El retorno de Luis Videgaray al gabinete de EPN es un intento de distracción: CIPOP

El regreso de Luis Videgaray Caso al gabinete de Enrique Peña Nieto, lo coloca como el principal aspirante del Partido Revolucionario Institucional (PRI) a la presidencia de la República en 2018 y el anuncio de su retorno es un distractor que no será admitido por la sociedad mexicana enardecida por los gasolinazos, advirtió Brenda López Suárez, politóloga del Centro de Investigaciones sobre Propaganda y Opinión Pública (CIPOP).

La investigadora refirió que “en un hecho inédito para la política mexicana, un secretario de Estado que aspiraba a la candidatura presidencial y que fue echado del gabinete, regresó al poder, luego de que el presidente de la República, Enrique Peña Nieto, anunció la incorporación de Luis Videgaray Caso como nuevo titular de la Secretaría de Relaciones Exteriores, con el objetivo de comenzar la negociaciones con el futuro gobierno estadounidense”.

Recordó que Videgaray Caso, quien desde el principio del sexenio y hasta septiembre pasado ocupó la Secretaría de Hacienda y Crédito Público, fue despedido por haber sido el artífice de la reunión que en México tuvieron el presidente Enrique Peña Nieto y el entonces candidato a la presidencia de Estados Unidos, Donald Trump.

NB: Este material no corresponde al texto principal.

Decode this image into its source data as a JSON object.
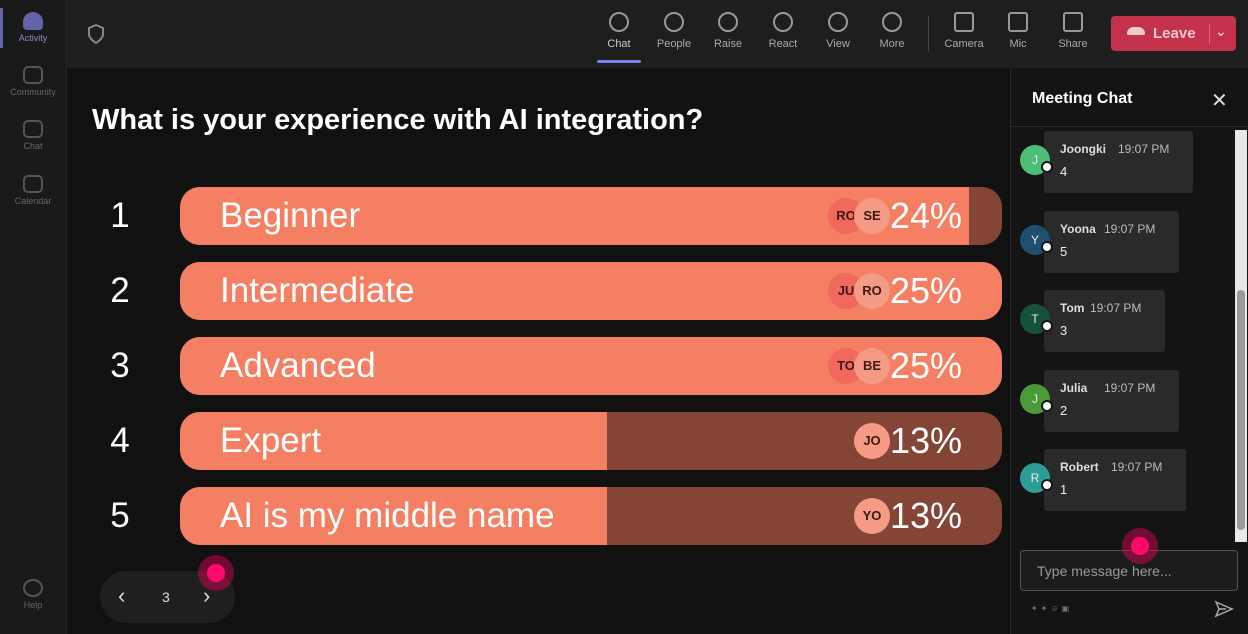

Indicó que luego de la renuncia de Videgaray, Donald Trump manifestó que México había perdido a “un brillante ministro de finanzas y a un hombre maravilloso, mismo que hubiera logrado que México y los EU realizaran negocios maravillosos” (sic).

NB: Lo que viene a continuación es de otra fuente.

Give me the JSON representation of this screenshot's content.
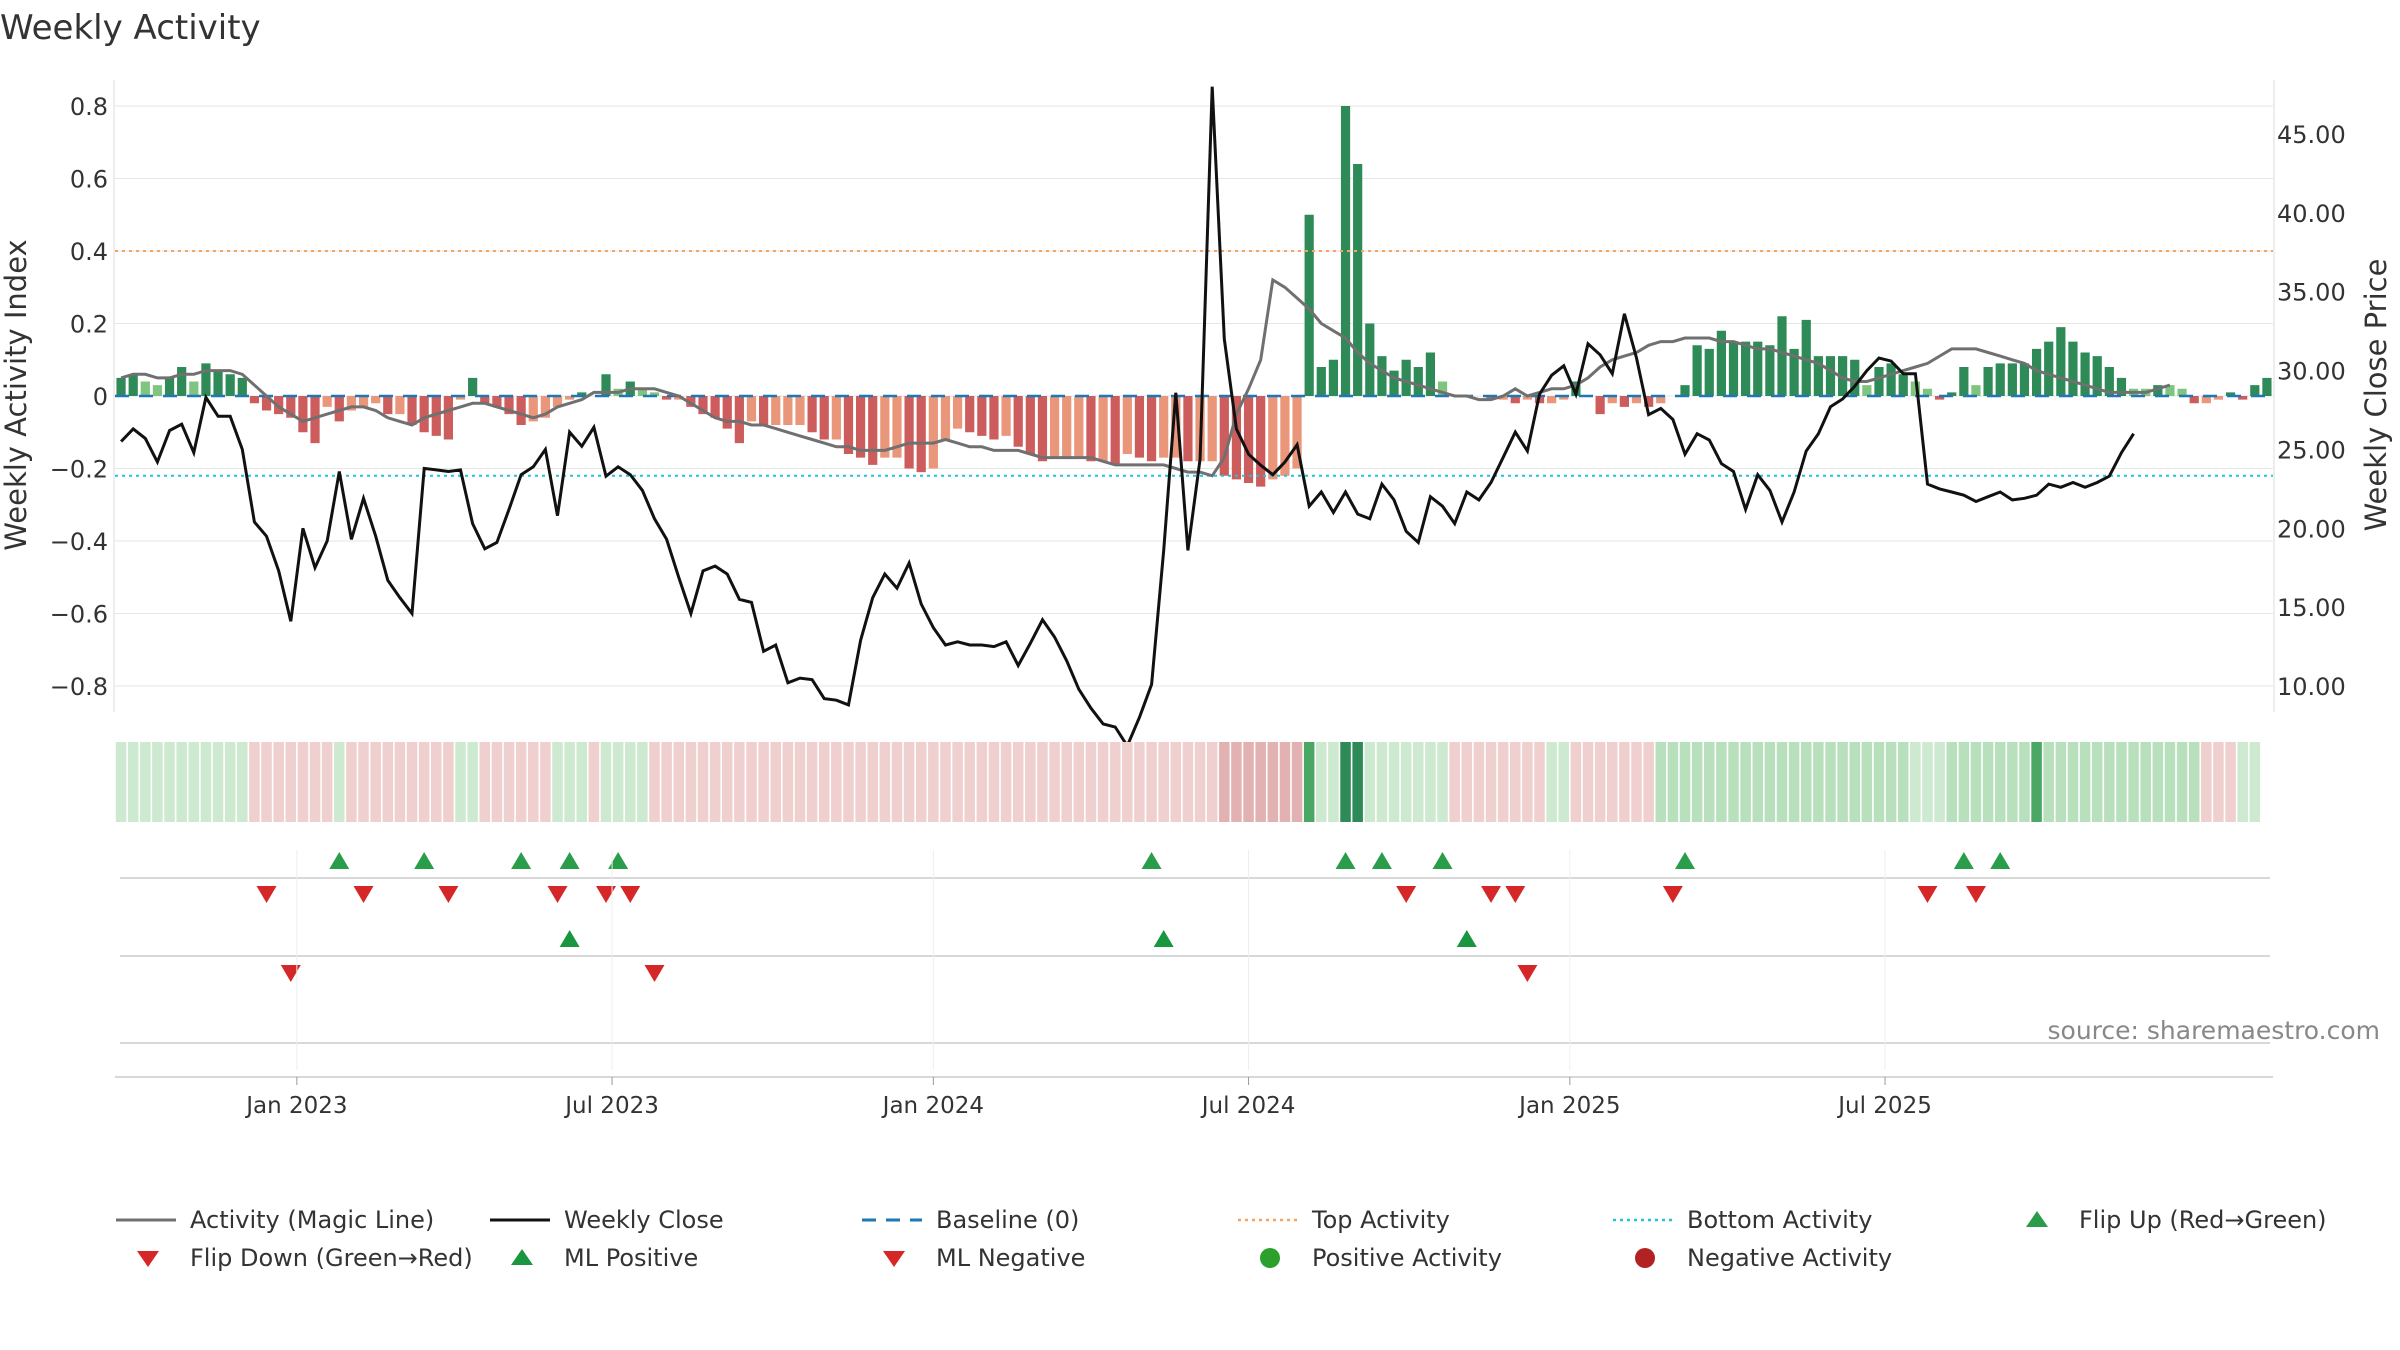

De hecho, abundó la politóloga, el principal encargo que hizo Enrique Peña Nieto al ahora Secretario de Relaciones Exteriores es el de ponerse en contacto de inmediato con la administración de Trump, para lograr una relación fructífera en materia de seguridad migratoria, comercial y de inversión entre ambas naciones.

Brenda López Suárez rememoró que Luis Videgaray Caso es colaborador de Enrique Peña Nieto desde que este asumió el cargo como gobernador del estado de México, en el que se desempeñó como secretario de Finanzas, Planeación y Administración durante cuatro años. En 2012 pasó a ser coordinador de campaña de Peña Nieto “y se considera un amigo muy cercano del presidente y el hombre que más influencia tiene sobre él.

Apuntó que durante su desempeño como secretario de Hacienda “trascendieron las diferencias que Videgaray tuvo con el todavía presidente del Banco de México, Agustín Carstens por el manejo de la política monetaria del país. Carstens renunció para asumir la gerencia del Banco Internacional de Pagos Internacionales, por lo que se especula en los círculos cercanos a las presidencia que al Banco de México va a arribar una persona muy cercana a Videgaray”.

“Este enroque fortalece el poder de Videgaray dentro de la actual administración y amplía sus posibilidades de ser el candidato del PRI en 2018, frente al titular de la Secretaría de Gobernación, Miguel Ángel Osorio Chong, quien estuvo presente en la toma de protesta del mismo, pero solo como jefe de gabinete”, aseveró Brenda López Suárez.